A native of Virginia, Judge William Jefferson Jones came to Galveston in 1852. In 1855, he erected a plantation house at Virginia Point, an area located at the very tip of the mainland. Jones was the first person to successfully harvest sea-island cotton in Texas and make use of its oil. After the Civil War he sold farm tracks to former slaves in an area that would become known as Highland Station.
Other Stockfleth works in the exhibit include the Henry Greenrood Home at 1224 Avenue G, the original Lucas Row apartment complex, which was destroyed during the 1900 Storm, and the Nicolini House at Tremont and P ½ during the post-storm grade raising.
Grace Spaulding John
A well-known artist in Houston and Galveston, Grace Spaulding John (1890 – 1972) studied at the Chicago Art Institute, the Art Students League in New York City, and the Pennsylvania Academy of Fine Art. Upon returning to Texas, she married Alfred Morgan John, a prominent attorney and the great-grandson of Sam Houston.

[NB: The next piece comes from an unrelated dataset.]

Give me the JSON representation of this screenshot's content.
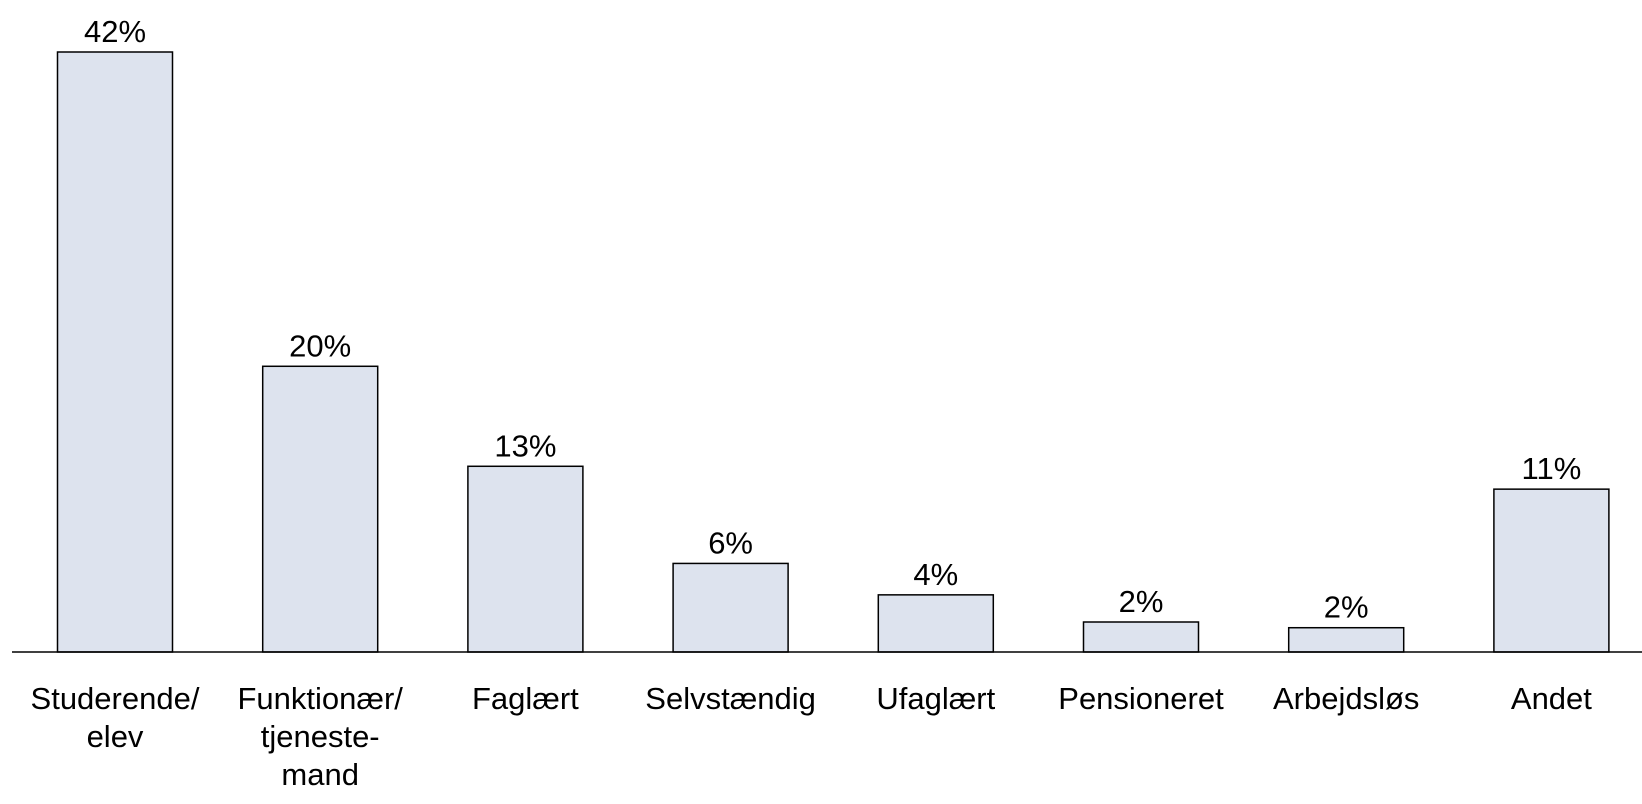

John was one of the first artists — male or female — to have a solo showing at the Museum of Fine Arts. Examples of her work can be found in numerous national collections including that of the Smithsonian Institution and the Museum of the City New York.
John was commissioned to paint a number of elite residences in Galveston, including that of the Copley family. Located at the corner of Broadway and 25th, this house was built in 1915 for George Noble Copley and his wife Eveline Goggan Copley. Copley served as secretary-treasurer during the post-1900 Storm grade raising. The Copleys sold the home to the Phillips family who owned it until 1955. Its next owner, Mary E. McCowan, sold the home to American Oil Company which demolished the house in 1956 to build a service station on the lot. A second work by John in the show features one of Galveston’s most famous architectural landmarks, “Open Gates,” home of the Sealy family. Galveston businessman George Sealy made a fortune as one of the founders of the Gulf, Colorado, and Santa Fe Railway. In the late 1880s, his wife, Magnolia Willis Sealy, commissioned one of America’s foremost architectural firms —McKim, Mead, and White — to design a home for their large family. The multi-colored stone and terra-cotta mansion with surrounding gardens set a new standard for Galveston’s elite houses. Galveston architect Nicholas Clayton designed the adjacent carriage house in 1891.
Works by another Galveston female artist, Joan Singleton (1915 – 1982), were also featured in the exhibit. Born in Ontario, Canada, Singleton came to Galveston with her husband, Dr. Albert O. Singleton Jr., a surgeon at University of Texas Medical Branch. Singleton’s works stand out as some of the most colorful and whimsical in the exhibit.
One example is a painting of the Sawyer-Flood House which was built around 1879 at Broadway and 16th Street. Sea captain Jeremiah N. Sawyer, the original owner, sold the home to E.O. Flood in 1905. A native New Yorker, Flood came to Galveston in the 1870s and established a coal shipping firm. The Flood family retained ownership of the property until 1948. It was demolished in 1965.
In 2009, BOI and prominent Houston architect Eugene Aubry (b. 1935) created a number of paintings of historic Galveston homes for the 2012 publication Born on the Island: The Galveston We Remember. Two of the watercolors featured in the book were part of the Library exhibit including the image 503 17th which appears on the cover.
Architect C.W. Bulger designed this house for concrete contractor Isaac Heffron in 1900. The house was oriented toward 17th Street rather than Postoffice in order to take full advantage of the Gulf breeze. Likewise, the second-story bays allowed for maximum ventilation.